Auf einer entsprechenden Skala zum Abhängigkeitspotenzial läge Hanf ungefähr vergleichbar mit Alkohol und Nikotin. Oft werde eine Abhängigkeit auch von einer allgemeinen Rückzugstendenz bis hin zur sozialen Isolation begleitet – ein Aspekt, der gerade in Corona-Zeiten besondere Brisanz bekommt.
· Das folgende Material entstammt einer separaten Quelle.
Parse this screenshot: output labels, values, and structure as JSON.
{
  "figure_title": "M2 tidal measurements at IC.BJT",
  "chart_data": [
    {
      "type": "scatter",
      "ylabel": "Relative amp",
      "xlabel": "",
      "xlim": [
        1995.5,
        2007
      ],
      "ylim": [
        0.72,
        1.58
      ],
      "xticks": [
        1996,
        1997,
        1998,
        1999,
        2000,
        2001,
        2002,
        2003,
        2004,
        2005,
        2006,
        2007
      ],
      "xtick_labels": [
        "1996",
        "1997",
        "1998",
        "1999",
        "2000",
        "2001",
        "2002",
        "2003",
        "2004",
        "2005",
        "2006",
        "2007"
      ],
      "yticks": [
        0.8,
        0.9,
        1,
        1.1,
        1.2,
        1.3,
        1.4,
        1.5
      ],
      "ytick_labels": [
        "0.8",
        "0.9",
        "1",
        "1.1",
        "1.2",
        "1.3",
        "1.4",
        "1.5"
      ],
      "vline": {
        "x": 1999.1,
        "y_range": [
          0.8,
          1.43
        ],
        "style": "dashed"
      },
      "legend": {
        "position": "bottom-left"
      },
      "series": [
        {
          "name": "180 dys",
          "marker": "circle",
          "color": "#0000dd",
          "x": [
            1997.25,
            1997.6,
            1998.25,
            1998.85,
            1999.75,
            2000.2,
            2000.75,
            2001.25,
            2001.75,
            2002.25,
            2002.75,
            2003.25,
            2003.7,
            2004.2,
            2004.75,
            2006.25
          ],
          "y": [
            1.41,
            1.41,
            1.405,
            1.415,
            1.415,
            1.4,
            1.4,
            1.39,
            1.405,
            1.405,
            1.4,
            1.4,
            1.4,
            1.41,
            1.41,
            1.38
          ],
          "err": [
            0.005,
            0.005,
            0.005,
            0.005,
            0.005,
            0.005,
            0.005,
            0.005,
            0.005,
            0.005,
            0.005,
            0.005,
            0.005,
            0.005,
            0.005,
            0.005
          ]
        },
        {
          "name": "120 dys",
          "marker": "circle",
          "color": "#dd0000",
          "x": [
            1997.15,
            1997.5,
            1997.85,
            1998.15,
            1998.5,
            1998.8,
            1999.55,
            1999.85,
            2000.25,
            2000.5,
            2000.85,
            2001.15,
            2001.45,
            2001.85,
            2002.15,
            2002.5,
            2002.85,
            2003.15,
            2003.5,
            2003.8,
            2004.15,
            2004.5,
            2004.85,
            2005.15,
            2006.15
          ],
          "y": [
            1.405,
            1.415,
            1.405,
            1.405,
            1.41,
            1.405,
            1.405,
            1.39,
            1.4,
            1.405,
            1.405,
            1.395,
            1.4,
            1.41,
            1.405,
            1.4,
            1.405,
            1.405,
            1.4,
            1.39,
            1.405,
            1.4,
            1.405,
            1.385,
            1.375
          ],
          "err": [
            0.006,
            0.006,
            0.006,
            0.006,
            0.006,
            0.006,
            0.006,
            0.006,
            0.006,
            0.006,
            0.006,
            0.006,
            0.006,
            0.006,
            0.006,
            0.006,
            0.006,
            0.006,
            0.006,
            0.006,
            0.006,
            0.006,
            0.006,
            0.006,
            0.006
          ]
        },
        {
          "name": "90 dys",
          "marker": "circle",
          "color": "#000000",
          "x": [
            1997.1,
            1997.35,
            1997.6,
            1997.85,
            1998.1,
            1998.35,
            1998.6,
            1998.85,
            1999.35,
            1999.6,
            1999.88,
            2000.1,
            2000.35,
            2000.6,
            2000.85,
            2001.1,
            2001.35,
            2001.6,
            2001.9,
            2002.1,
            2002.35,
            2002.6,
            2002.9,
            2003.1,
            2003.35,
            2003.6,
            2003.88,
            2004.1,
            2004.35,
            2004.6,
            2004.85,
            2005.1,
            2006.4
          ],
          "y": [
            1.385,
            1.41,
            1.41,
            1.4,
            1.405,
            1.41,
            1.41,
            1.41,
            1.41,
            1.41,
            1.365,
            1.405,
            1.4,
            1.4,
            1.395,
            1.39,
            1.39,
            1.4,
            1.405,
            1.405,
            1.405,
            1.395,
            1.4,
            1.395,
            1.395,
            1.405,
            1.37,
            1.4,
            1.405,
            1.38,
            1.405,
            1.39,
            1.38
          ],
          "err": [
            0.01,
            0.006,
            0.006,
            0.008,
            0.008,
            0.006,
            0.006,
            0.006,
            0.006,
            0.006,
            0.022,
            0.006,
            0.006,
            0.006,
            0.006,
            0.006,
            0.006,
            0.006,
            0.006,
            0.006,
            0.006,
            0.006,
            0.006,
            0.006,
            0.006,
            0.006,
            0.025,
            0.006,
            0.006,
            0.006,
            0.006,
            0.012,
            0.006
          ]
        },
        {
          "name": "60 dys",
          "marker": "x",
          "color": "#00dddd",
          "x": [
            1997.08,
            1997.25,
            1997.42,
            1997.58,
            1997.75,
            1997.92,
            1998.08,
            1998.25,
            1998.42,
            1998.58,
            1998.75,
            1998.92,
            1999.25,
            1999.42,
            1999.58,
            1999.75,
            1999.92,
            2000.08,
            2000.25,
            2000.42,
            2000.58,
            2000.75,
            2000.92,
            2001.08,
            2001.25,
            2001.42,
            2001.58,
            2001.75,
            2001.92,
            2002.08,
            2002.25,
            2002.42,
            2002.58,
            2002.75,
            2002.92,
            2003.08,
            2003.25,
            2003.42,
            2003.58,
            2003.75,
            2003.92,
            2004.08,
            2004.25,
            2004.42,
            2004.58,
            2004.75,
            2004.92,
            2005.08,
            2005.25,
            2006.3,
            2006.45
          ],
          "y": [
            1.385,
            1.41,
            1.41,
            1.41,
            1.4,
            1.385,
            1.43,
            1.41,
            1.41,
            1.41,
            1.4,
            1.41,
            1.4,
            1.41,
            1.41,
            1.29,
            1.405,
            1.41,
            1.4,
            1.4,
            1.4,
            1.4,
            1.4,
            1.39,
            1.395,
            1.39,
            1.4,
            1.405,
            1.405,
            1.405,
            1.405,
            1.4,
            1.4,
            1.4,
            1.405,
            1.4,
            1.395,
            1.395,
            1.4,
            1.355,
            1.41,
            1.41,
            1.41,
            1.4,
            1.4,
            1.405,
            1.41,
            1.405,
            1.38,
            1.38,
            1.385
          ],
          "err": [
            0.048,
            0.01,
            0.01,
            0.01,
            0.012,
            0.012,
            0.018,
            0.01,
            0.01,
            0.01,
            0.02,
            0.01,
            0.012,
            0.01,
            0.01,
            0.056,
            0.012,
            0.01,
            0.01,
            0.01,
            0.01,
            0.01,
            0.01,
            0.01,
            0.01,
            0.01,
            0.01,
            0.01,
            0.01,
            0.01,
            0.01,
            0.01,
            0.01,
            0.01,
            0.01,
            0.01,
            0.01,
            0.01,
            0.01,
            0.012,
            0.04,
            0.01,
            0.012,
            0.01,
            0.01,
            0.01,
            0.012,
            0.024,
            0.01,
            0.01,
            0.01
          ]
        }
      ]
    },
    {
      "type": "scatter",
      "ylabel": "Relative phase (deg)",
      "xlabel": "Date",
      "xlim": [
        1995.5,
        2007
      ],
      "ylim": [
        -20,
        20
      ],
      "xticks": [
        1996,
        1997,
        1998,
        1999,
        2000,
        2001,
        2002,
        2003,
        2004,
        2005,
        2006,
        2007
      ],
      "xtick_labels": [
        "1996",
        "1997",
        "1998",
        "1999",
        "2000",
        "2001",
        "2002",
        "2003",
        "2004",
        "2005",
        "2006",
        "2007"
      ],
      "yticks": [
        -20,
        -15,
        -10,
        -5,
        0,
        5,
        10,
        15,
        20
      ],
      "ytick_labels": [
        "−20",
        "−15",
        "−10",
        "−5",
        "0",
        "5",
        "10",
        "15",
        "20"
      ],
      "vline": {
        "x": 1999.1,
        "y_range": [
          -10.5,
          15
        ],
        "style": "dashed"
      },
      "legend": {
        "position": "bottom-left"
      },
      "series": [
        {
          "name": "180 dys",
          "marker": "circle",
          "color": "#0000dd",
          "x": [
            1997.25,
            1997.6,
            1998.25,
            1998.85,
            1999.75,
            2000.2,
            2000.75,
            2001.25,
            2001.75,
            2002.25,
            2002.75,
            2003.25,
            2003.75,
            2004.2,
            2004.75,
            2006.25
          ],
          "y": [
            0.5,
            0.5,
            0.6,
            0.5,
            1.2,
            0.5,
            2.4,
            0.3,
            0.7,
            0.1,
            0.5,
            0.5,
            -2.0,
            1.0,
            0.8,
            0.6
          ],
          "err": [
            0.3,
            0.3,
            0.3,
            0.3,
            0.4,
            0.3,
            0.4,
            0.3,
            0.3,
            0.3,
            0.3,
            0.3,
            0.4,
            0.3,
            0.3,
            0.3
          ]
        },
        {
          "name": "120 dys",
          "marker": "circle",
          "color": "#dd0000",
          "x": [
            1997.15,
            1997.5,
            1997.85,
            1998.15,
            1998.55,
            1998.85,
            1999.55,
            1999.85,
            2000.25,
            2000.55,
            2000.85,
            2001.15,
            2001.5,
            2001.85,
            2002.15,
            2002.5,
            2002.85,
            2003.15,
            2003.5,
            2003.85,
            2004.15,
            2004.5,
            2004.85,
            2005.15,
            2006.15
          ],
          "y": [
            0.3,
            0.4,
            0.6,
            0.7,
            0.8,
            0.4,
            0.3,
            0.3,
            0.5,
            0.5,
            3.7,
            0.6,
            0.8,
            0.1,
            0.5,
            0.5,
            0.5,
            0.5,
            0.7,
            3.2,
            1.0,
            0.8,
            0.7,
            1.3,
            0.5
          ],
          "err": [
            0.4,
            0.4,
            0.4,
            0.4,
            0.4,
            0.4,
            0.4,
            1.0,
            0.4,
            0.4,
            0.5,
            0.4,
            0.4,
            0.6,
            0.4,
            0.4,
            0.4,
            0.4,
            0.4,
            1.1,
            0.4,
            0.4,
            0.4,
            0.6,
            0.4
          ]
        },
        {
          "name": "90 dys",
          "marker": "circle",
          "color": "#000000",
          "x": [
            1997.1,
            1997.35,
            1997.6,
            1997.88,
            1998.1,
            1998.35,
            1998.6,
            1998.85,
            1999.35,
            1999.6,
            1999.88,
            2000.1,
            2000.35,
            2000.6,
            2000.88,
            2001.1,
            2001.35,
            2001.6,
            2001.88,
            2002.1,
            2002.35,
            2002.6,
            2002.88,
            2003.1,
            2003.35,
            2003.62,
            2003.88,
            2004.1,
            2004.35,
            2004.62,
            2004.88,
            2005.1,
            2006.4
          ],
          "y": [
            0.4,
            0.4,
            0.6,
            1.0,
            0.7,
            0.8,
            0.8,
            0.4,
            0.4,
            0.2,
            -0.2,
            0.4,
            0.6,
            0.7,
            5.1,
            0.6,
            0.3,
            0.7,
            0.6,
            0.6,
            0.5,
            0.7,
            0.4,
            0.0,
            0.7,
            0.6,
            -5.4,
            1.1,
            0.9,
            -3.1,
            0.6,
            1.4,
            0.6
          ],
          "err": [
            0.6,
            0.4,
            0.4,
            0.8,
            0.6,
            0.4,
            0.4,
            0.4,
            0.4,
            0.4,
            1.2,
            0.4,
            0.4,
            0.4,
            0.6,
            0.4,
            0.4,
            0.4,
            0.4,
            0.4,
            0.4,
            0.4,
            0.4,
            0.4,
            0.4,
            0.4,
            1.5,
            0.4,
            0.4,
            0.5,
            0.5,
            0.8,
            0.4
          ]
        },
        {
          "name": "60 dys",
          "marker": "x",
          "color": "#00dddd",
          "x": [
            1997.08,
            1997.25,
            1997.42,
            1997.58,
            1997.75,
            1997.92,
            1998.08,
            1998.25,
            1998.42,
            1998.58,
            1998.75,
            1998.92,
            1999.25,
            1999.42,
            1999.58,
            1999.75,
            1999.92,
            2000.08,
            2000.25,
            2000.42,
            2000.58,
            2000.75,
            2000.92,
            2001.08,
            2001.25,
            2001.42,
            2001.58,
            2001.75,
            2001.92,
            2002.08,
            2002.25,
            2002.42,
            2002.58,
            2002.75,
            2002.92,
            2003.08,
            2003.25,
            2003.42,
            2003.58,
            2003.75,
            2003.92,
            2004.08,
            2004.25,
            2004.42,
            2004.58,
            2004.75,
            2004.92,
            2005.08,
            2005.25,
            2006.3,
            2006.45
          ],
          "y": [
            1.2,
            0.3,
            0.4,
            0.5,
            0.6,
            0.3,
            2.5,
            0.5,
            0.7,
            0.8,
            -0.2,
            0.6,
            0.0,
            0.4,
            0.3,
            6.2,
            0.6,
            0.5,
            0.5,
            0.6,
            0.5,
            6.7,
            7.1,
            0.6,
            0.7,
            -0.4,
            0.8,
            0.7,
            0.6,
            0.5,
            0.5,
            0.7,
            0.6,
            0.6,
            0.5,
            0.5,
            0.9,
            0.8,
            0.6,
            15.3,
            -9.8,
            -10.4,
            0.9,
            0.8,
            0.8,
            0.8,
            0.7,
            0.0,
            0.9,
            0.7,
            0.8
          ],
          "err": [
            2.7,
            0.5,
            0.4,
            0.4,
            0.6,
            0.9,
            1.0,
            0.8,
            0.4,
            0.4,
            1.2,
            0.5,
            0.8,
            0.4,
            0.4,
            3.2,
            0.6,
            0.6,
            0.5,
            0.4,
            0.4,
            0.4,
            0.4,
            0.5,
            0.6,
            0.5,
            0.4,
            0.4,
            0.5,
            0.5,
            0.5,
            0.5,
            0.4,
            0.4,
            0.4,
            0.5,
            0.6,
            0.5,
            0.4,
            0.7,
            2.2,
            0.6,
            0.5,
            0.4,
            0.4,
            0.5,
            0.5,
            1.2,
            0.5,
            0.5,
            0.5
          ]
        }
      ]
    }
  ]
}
Studien aus Kanada und den Niederlanden zeigten etwa, dass sich Menschen im Lockdown häufiger einsam fühlen, sich langweilen und insbesondere bereits Cannabis-Konsumenten häufiger zum Joint greifen als vor der Pandemie, so die AOK.

Hilfesuchenden stehen das Team des Sozialen Dienstes der AOK Südlicher Oberrhein sowie die Suchtberatungsstellen zur Seite. Vanessa Krässig von der AOK bietet Beratung und vermittelt auch Selbsthilfegruppen unter Telefon 07821/92 81 36. Die Kontaktdaten der Suchtberatungsstellen finden sich auf der Webseite suchthilfenetzwerk.ortenaukreis.de. Das Netzwerk ist ein Zusammenschluss aller Einrichtungen, Institutionen und Gruppen im Ortenaukreis. Auf der Seite finden sich auch Infos zu den Themenschwerpunkten Sucht im Alter, Alkohol und Glücksspiel.